ABSTRACT

Since the 1990s, Japanese teaching and teachers have attracted enormous international attention. On the one hand, some accounts suggest that Japan epitomizes the professionalization of teaching. Teachers carefully refine well-designed lessons through collaborative, teacher-led “lesson study,” and their work substantially influences textbooks and even national policy (Lewis and Tsuchida 1997; Stigler and Hiebert 1999; Fernandez and Yoshida 2004). Not just teachers’ thinking, but students’ thinking is also valued.

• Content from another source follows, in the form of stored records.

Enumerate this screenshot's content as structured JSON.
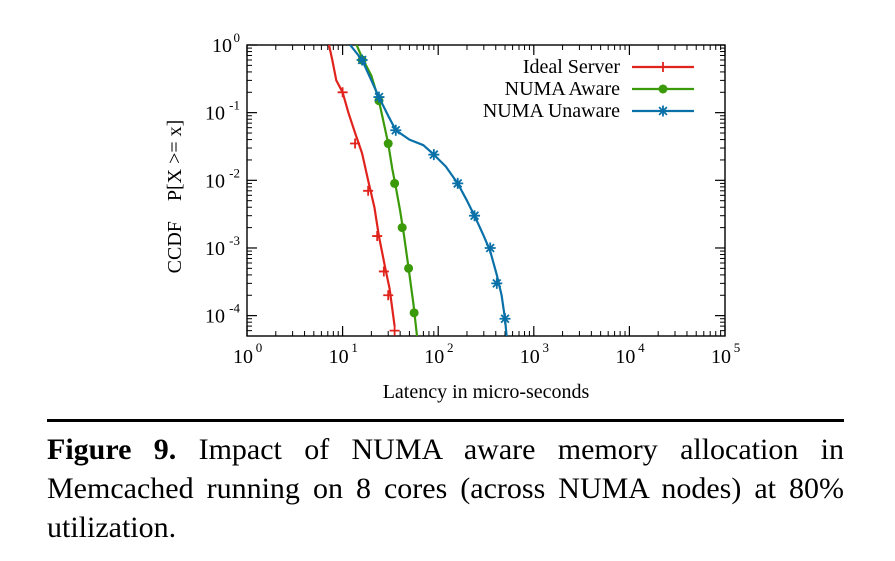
{
  "chart_data": {
    "type": "line",
    "x_scale": "log",
    "y_scale": "log",
    "xlim": [
      1,
      100000
    ],
    "ylim": [
      5e-05,
      1
    ],
    "xlabel": "Latency in micro-seconds",
    "ylabel": "CCDF    P[X >= x]",
    "x_ticks": [
      {
        "base": "10",
        "exp": "0",
        "value": 1
      },
      {
        "base": "10",
        "exp": "1",
        "value": 10
      },
      {
        "base": "10",
        "exp": "2",
        "value": 100
      },
      {
        "base": "10",
        "exp": "3",
        "value": 1000
      },
      {
        "base": "10",
        "exp": "4",
        "value": 10000
      },
      {
        "base": "10",
        "exp": "5",
        "value": 100000
      }
    ],
    "y_ticks": [
      {
        "base": "10",
        "exp": "0",
        "value": 1
      },
      {
        "base": "10",
        "exp": "-1",
        "value": 0.1
      },
      {
        "base": "10",
        "exp": "-2",
        "value": 0.01
      },
      {
        "base": "10",
        "exp": "-3",
        "value": 0.001
      },
      {
        "base": "10",
        "exp": "-4",
        "value": 0.0001
      }
    ],
    "legend_position": "top-right",
    "grid": false,
    "series": [
      {
        "name": "Ideal Server",
        "color": "#e0231c",
        "marker": "plus",
        "line": [
          [
            7.2,
            1
          ],
          [
            7.8,
            0.6
          ],
          [
            8.6,
            0.3
          ],
          [
            10,
            0.2
          ],
          [
            11.5,
            0.1
          ],
          [
            13.5,
            0.05
          ],
          [
            16,
            0.025
          ],
          [
            18.5,
            0.01
          ],
          [
            21.5,
            0.004
          ],
          [
            24,
            0.0015
          ],
          [
            28,
            0.0005
          ],
          [
            31,
            0.00025
          ],
          [
            35,
            7e-05
          ]
        ],
        "points": [
          [
            10,
            0.2
          ],
          [
            13.5,
            0.035
          ],
          [
            18.5,
            0.007
          ],
          [
            23,
            0.0015
          ],
          [
            27,
            0.00045
          ],
          [
            30,
            0.0002
          ],
          [
            35,
            6e-05
          ]
        ]
      },
      {
        "name": "NUMA Aware",
        "color": "#3a9a0a",
        "marker": "circle",
        "line": [
          [
            14,
            1
          ],
          [
            16,
            0.65
          ],
          [
            20,
            0.35
          ],
          [
            24,
            0.15
          ],
          [
            27,
            0.07
          ],
          [
            30,
            0.035
          ],
          [
            33,
            0.015
          ],
          [
            36,
            0.008
          ],
          [
            40,
            0.0035
          ],
          [
            44,
            0.0015
          ],
          [
            49,
            0.0005
          ],
          [
            55,
            0.00015
          ],
          [
            60,
            5e-05
          ]
        ],
        "points": [
          [
            16,
            0.6
          ],
          [
            24,
            0.15
          ],
          [
            30,
            0.035
          ],
          [
            35,
            0.009
          ],
          [
            42,
            0.002
          ],
          [
            49,
            0.0005
          ],
          [
            56,
            0.00011
          ]
        ]
      },
      {
        "name": "NUMA Unaware",
        "color": "#0a70a8",
        "marker": "star",
        "line": [
          [
            12,
            1
          ],
          [
            16,
            0.6
          ],
          [
            20,
            0.3
          ],
          [
            24,
            0.17
          ],
          [
            30,
            0.09
          ],
          [
            36,
            0.055
          ],
          [
            50,
            0.04
          ],
          [
            70,
            0.033
          ],
          [
            90,
            0.024
          ],
          [
            120,
            0.016
          ],
          [
            160,
            0.009
          ],
          [
            200,
            0.005
          ],
          [
            240,
            0.003
          ],
          [
            300,
            0.0015
          ],
          [
            350,
            0.0009
          ],
          [
            410,
            0.0004
          ],
          [
            460,
            0.0002
          ],
          [
            500,
            9e-05
          ],
          [
            520,
            5e-05
          ]
        ],
        "points": [
          [
            16,
            0.6
          ],
          [
            24,
            0.17
          ],
          [
            36,
            0.055
          ],
          [
            90,
            0.024
          ],
          [
            160,
            0.009
          ],
          [
            240,
            0.003
          ],
          [
            350,
            0.001
          ],
          [
            410,
            0.0003
          ],
          [
            500,
            9e-05
          ]
        ]
      }
    ]
  },
  "caption": {
    "label": "Figure 9.",
    "text": "Impact of NUMA aware memory allocation in Memcached running on 8 cores (across NUMA nodes) at 80% utilization."
  }
}
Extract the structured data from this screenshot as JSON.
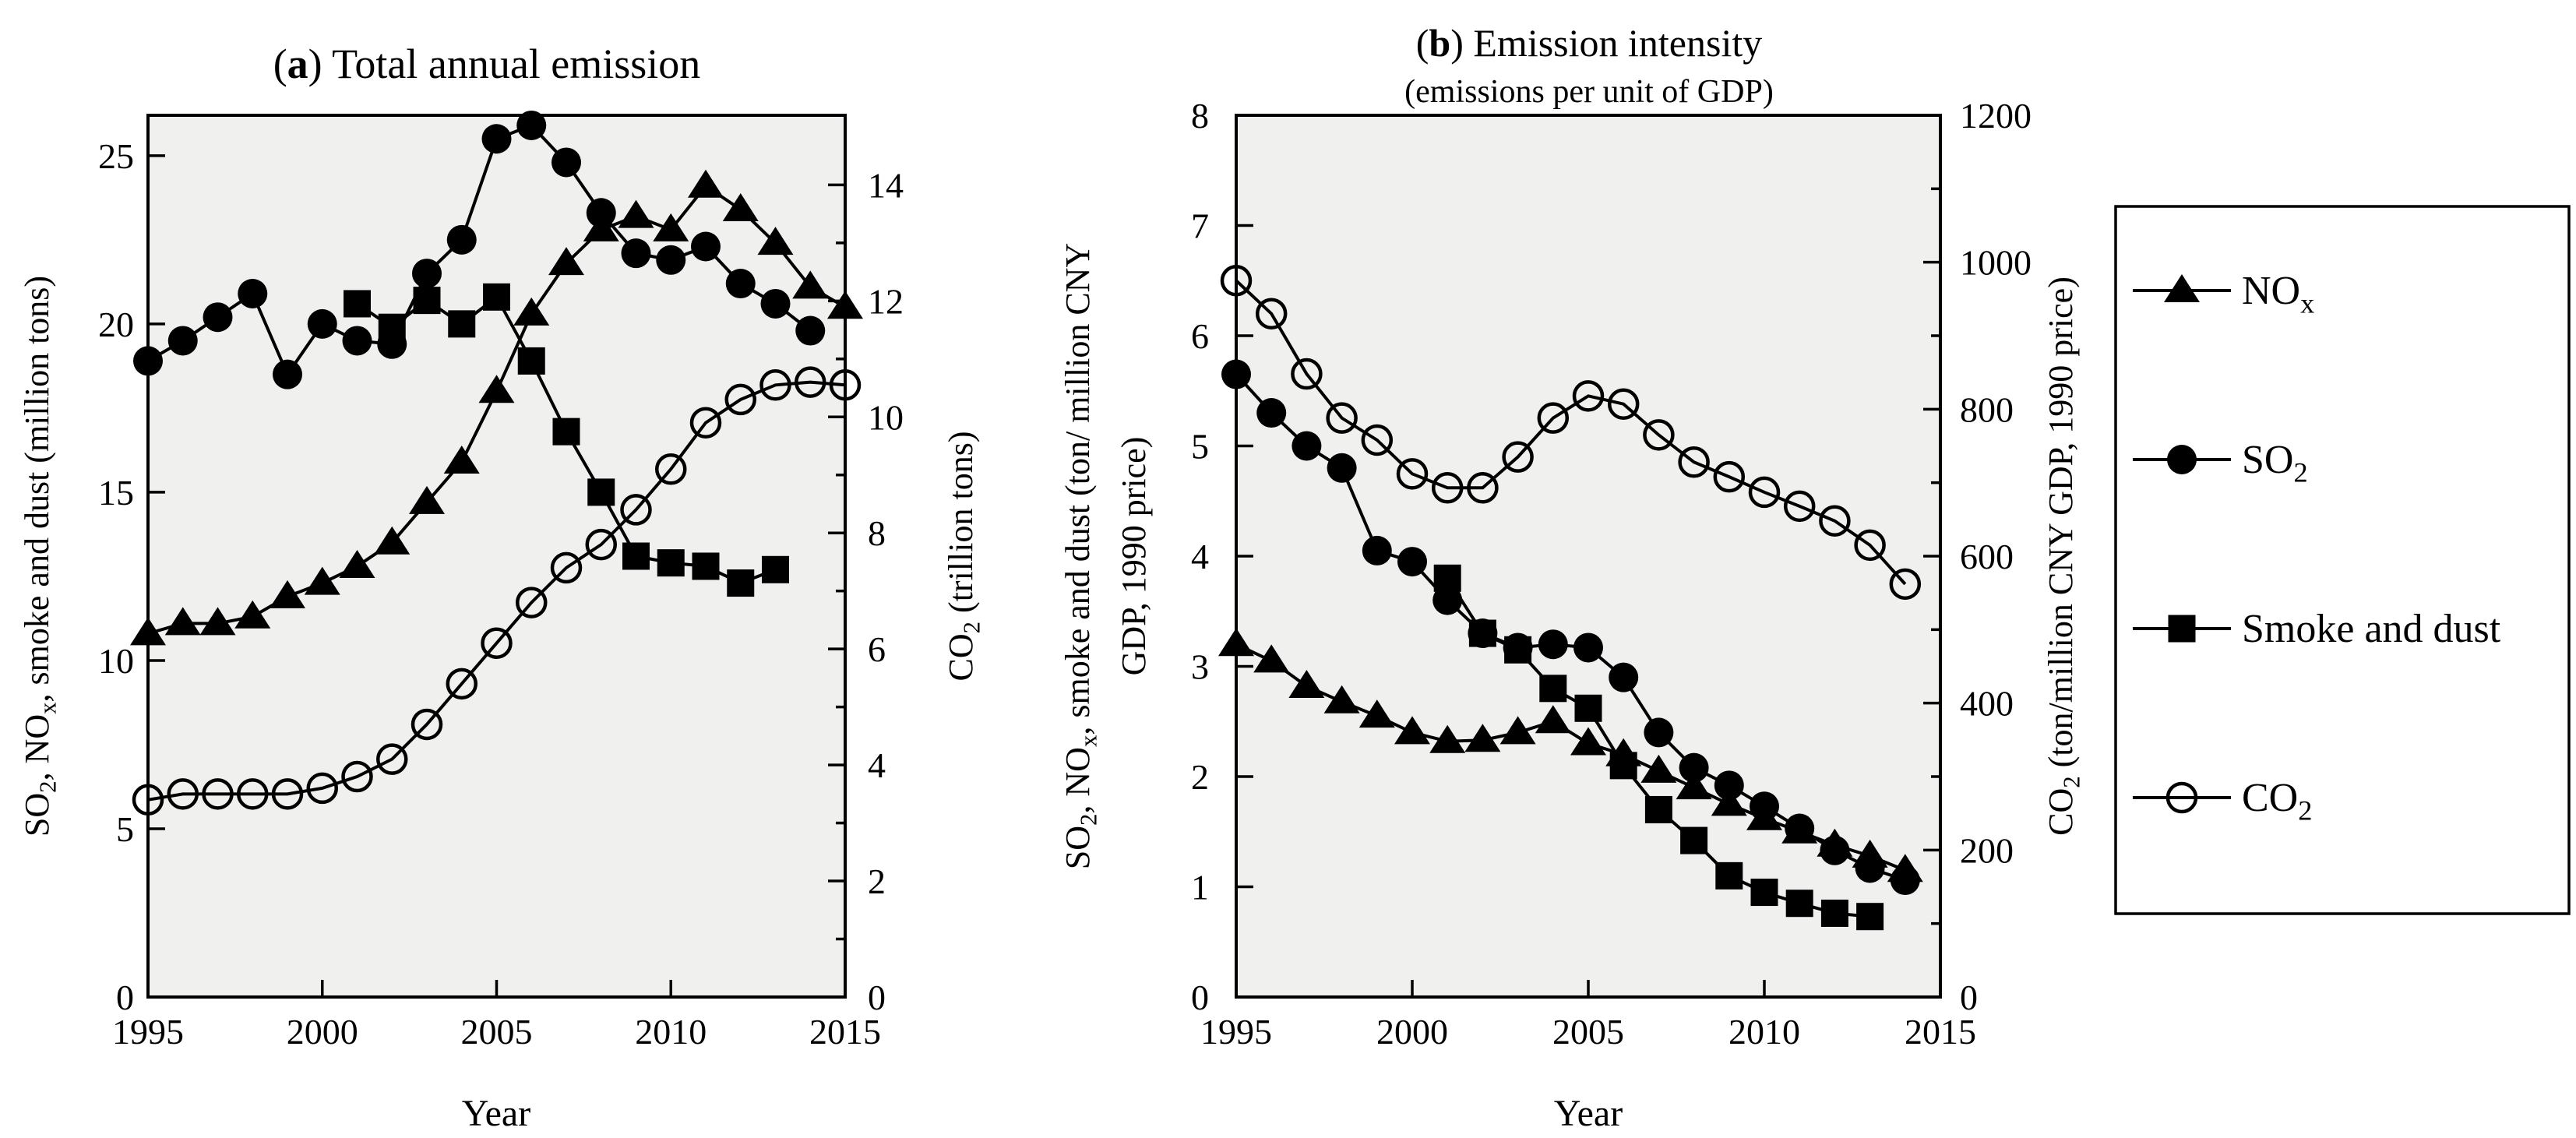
{
  "figure": {
    "background": "#ffffff",
    "ink": "#000000",
    "plot_background": "#f0f0ee"
  },
  "chart_data": [
    {
      "type": "line",
      "panel": "a",
      "title": "(a) Total annual emission",
      "subtitle": "",
      "xlabel": "Year",
      "x_range": [
        1995,
        2015
      ],
      "x_ticks": [
        1995,
        2000,
        2005,
        2010,
        2015
      ],
      "left_axis": {
        "label": "SO₂, NOₓ, smoke and dust  (million tons)",
        "ticks": [
          0,
          5,
          10,
          15,
          20,
          25
        ],
        "max": 26.2
      },
      "right_axis": {
        "label": "CO₂ (trillion tons)",
        "ticks": [
          0,
          2,
          4,
          6,
          8,
          10,
          12,
          14
        ],
        "minor_ticks": [
          1,
          3,
          5,
          7,
          9,
          11,
          13
        ],
        "max": 15.2
      },
      "series": [
        {
          "name": "CO2",
          "marker": "circle-open",
          "axis": "right",
          "x_start": 1995,
          "values": [
            3.4,
            3.5,
            3.5,
            3.5,
            3.5,
            3.6,
            3.8,
            4.1,
            4.7,
            5.4,
            6.1,
            6.8,
            7.4,
            7.8,
            8.4,
            9.1,
            9.9,
            10.3,
            10.55,
            10.6,
            10.55
          ]
        },
        {
          "name": "Smoke and dust",
          "marker": "square-filled",
          "axis": "left",
          "x_start": 2001,
          "values": [
            20.6,
            19.9,
            20.7,
            20.0,
            20.8,
            18.9,
            16.8,
            15.0,
            13.1,
            12.9,
            12.8,
            12.3,
            12.7
          ]
        },
        {
          "name": "SO2",
          "marker": "circle-filled",
          "axis": "left",
          "x_start": 1995,
          "values": [
            18.9,
            19.5,
            20.2,
            20.9,
            18.5,
            20.0,
            19.5,
            19.4,
            21.5,
            22.5,
            25.5,
            25.9,
            24.8,
            23.3,
            22.1,
            21.9,
            22.3,
            21.2,
            20.6,
            19.8
          ]
        },
        {
          "name": "NOx",
          "marker": "triangle-filled",
          "axis": "left",
          "x_start": 1995,
          "values": [
            10.8,
            11.1,
            11.1,
            11.3,
            11.9,
            12.3,
            12.8,
            13.5,
            14.7,
            15.9,
            18.0,
            20.3,
            21.8,
            22.8,
            23.2,
            22.8,
            24.1,
            23.4,
            22.4,
            21.1,
            20.5
          ]
        }
      ]
    },
    {
      "type": "line",
      "panel": "b",
      "title": "(b) Emission intensity",
      "subtitle": "(emissions per unit of GDP)",
      "xlabel": "Year",
      "x_range": [
        1995,
        2015
      ],
      "x_ticks": [
        1995,
        2000,
        2005,
        2010,
        2015
      ],
      "left_axis": {
        "label_line1": "SO₂, NOₓ, smoke and dust (ton/ million CNY",
        "label_line2": "GDP, 1990 price)",
        "ticks": [
          0,
          1,
          2,
          3,
          4,
          5,
          6,
          7,
          8
        ],
        "max": 8
      },
      "right_axis": {
        "label": "CO₂ (ton/million CNY GDP, 1990 price)",
        "ticks": [
          0,
          200,
          400,
          600,
          800,
          1000,
          1200
        ],
        "minor_ticks": [
          100,
          300,
          500,
          700,
          900,
          1100
        ],
        "max": 1200
      },
      "series": [
        {
          "name": "CO2",
          "marker": "circle-open",
          "axis": "right",
          "x_start": 1995,
          "values": [
            975,
            930,
            848,
            788,
            758,
            712,
            693,
            693,
            735,
            788,
            818,
            807,
            765,
            728,
            708,
            687,
            668,
            648,
            615,
            562
          ]
        },
        {
          "name": "SO2",
          "marker": "circle-filled",
          "axis": "left",
          "x_start": 1995,
          "values": [
            5.65,
            5.3,
            5.0,
            4.8,
            4.05,
            3.95,
            3.6,
            3.3,
            3.17,
            3.2,
            3.17,
            2.9,
            2.4,
            2.08,
            1.92,
            1.73,
            1.53,
            1.33,
            1.17,
            1.06
          ]
        },
        {
          "name": "Smoke and dust",
          "marker": "square-filled",
          "axis": "left",
          "x_start": 2001,
          "values": [
            3.8,
            3.3,
            3.15,
            2.8,
            2.62,
            2.1,
            1.7,
            1.42,
            1.1,
            0.95,
            0.85,
            0.76,
            0.73
          ]
        },
        {
          "name": "NOx",
          "marker": "triangle-filled",
          "axis": "left",
          "x_start": 1995,
          "values": [
            3.2,
            3.05,
            2.82,
            2.68,
            2.55,
            2.4,
            2.32,
            2.33,
            2.4,
            2.5,
            2.3,
            2.2,
            2.05,
            1.9,
            1.75,
            1.62,
            1.5,
            1.38,
            1.28,
            1.15
          ]
        }
      ]
    }
  ],
  "legend": {
    "items": [
      {
        "label": "NOₓ",
        "marker": "triangle-filled"
      },
      {
        "label": "SO₂",
        "marker": "circle-filled"
      },
      {
        "label": "Smoke and dust",
        "marker": "square-filled"
      },
      {
        "label": "CO₂",
        "marker": "circle-open"
      }
    ]
  }
}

Large-scale international studies suggest that Japanese mathematics lessons are more inclusive of student ideas and more conceptually focused than their counterparts in the U.S. and Germany (Stigler and Hiebert 1999, 35). In fact, educators in diverse countries around the world—Canada, Iran, Hong Kong, Singapore, South Africa, Sri Lanka and the United States, to name but a few—are working to implement Japanese-style teaching methods for students and Japanese-style on-the-job learning approaches for teachers, particularly in the area of mathematics (Kita et al. n.d.; Tsuneyoshi 2004; Lo et al. 2005; Matoba et al. 2006; Isoda et al. 2007; Mimizuka 2007; Takayama 2007). But other accounts of the teaching profession within Japan—particularly those written within Japan—suggest unprecedented levels of stress and overwork for Japanese teachers, and pronounced concern in the media and policy circles about Japanese education (Okano and Tsuchiya 1999, 709; Mimizuka 2007, 722; OECD 2007, 715). This chapter focuses on both issues, seeking to understand both why Japanese teaching and learning methods have attracted sustained attention outside Japan and what the stresses and challenges are that face Japan’s 1.3 million teachers.